Une brise en provenance du fleuve Saint-Laurent souffle sur Pessamit en ce matin ensoleillé de juillet. Autour d’une camionnette, une dizaine de Pessamiulnuat discutent dans la bonne humeur. Notre équipe va les accompagner au cours des prochaines 48 heures.
Devant nous, dépliée sur le capot, une carte de la Côte-Nord et du Nitassinan, la terre ancestrale des Innus.
Une fois l’itinéraire convenu, c’est le grand départ. Direction le nord, vers la forêt boréale. Trois heures de route nous attendent, en grande partie sur des chemins forestiers, qui nous mèneront jusqu’au réservoir Pipmuakan. C’est là que la communauté de Pessamit veut créer une aire protégée.
Au centre du projet : la sauvegarde du caribou forestier ainsi que de la langue et de la culture innues. C’est une question de survie pour les Pessamiulnuat, explique le conseiller en environnement Éric Kanapé.
« Le caribou, c'est l'animal qui nous a permis d'être ici aujourd'hui. Pendant des milliers d'années, le caribou a nourri nos ancêtres, les a habillés, les a outillés. »
Celui que les Innus nomment minashkuau-atiku est un animal sacré, au cœur de leur identité depuis la nuit des temps.
« Ça représente qui on est. Le lien qu'on a avec le territoire, notre langue, notre culture, nos savoirs traditionnels, ce que nos ancêtres ont vécu, qui ont marché sur ce territoire-là. C'est ce que ça représente. C'est très important pour nous autres. »
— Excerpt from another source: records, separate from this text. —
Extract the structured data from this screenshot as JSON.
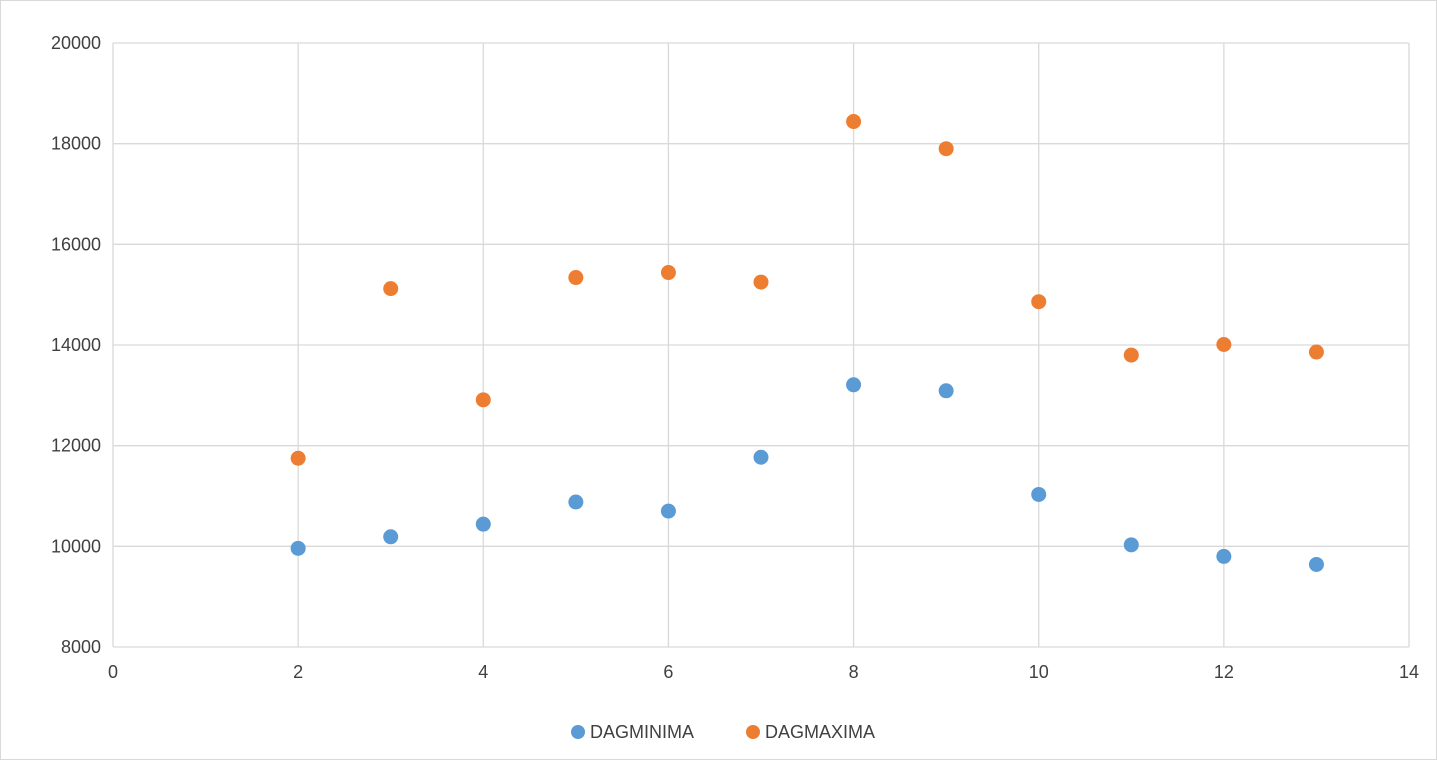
{
  "chart_data": {
    "type": "scatter",
    "title": "",
    "xlabel": "",
    "ylabel": "",
    "xlim": [
      0,
      14
    ],
    "ylim": [
      8000,
      20000
    ],
    "x_ticks": [
      0,
      2,
      4,
      6,
      8,
      10,
      12,
      14
    ],
    "y_ticks": [
      8000,
      10000,
      12000,
      14000,
      16000,
      18000,
      20000
    ],
    "grid": true,
    "legend_position": "bottom",
    "series": [
      {
        "name": "DAGMINIMA",
        "color": "#5b9bd5",
        "points": [
          {
            "x": 2,
            "y": 9960
          },
          {
            "x": 3,
            "y": 10190
          },
          {
            "x": 4,
            "y": 10440
          },
          {
            "x": 5,
            "y": 10880
          },
          {
            "x": 6,
            "y": 10700
          },
          {
            "x": 7,
            "y": 11770
          },
          {
            "x": 8,
            "y": 13210
          },
          {
            "x": 9,
            "y": 13090
          },
          {
            "x": 10,
            "y": 11030
          },
          {
            "x": 11,
            "y": 10030
          },
          {
            "x": 12,
            "y": 9800
          },
          {
            "x": 13,
            "y": 9640
          }
        ]
      },
      {
        "name": "DAGMAXIMA",
        "color": "#ed7d31",
        "points": [
          {
            "x": 2,
            "y": 11750
          },
          {
            "x": 3,
            "y": 15120
          },
          {
            "x": 4,
            "y": 12910
          },
          {
            "x": 5,
            "y": 15340
          },
          {
            "x": 6,
            "y": 15440
          },
          {
            "x": 7,
            "y": 15250
          },
          {
            "x": 8,
            "y": 18440
          },
          {
            "x": 9,
            "y": 17900
          },
          {
            "x": 10,
            "y": 14860
          },
          {
            "x": 11,
            "y": 13800
          },
          {
            "x": 12,
            "y": 14010
          },
          {
            "x": 13,
            "y": 13860
          }
        ]
      }
    ]
  }
}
Tout au long du trajet, la rivière Betsiamites. Un cours d’eau d’une grande importance pour ce peuple nomade, souligne Éric Kanapé.
« C'est une rivière patrimoniale pour nous autres. C'est notre autoroute à l'époque de nos ancêtres, quand ils montaient vers le territoire. »
Le convoi s’arrête. Nous prenons une pause pour observer la rivière qui coule au loin en contrebas. Tout autour du cours d’eau, les coupes forestières sont bien visibles. Elles sont venues changer complètement le paysage et menacer l’habitat des caribous forestiers.
À ce moment, un camion chargé d’arbres se dirige en notre direction. Le visage d’un des aînés qui nous accompagne s’assombrit.
Ça me fait pleurer. Tout mon territoire de chasse est déboisé. Ça me fait mal au cœur
, déplore Robert Dominique.
Devant le camion qui passe devant lui, il peine à cacher sa tristesse. Ça s'en va vers la mer. Ça va devenir en papier. Alors que nous autres, on se servait de ça pour faire des toboggans, pour faire du bois de chauffage, pour faire des raquettes, pour faire des rames et tout ça
, raconte Robert Dominique.

L'exploitation forestière empiète sur les territoires de chasse.
Deux autres aînés accompagnent Robert Dominique dans cette expédition : Desanges St-Onge et Philippe Rock. Leurs connaissances du territoire et des savoirs traditionnels vont être utiles pour documenter et faire avancer le projet d’aire protégée qui germait depuis des années dans le cœur des Pessamiulnuat.

Des traditions autochtones menacées par l'exploitation de la forêt.
Les choses se sont accélérées en février 2021, quand Québec a modifié la Loi sur la conservation du patrimoine naturel. Le gouvernement y a alors introduit un nouveau concept : celui des aires protégées d’initiative autochtone. Les Premières Nations peuvent désormais proposer des projets sur leur territoire afin d’y conserver des éléments de la biodiversité et de leur culture.
L'aire protégée Pipmuakan, c'est une aire qui est créée par et pour les Pessamiulnuat
, nous explique Marie-Hélène Rousseau. Cette ingénieure forestière est responsable du projet pour le Conseil des Innus de Pessamit. Elle croit que cette protection est essentielle pour s’assurer qu'on puisse sauvegarder à perpétuité au moins un endroit dans lequel les Innus peuvent poursuivre leurs pratiques traditionnelles afin de les transmettre aux générations futures.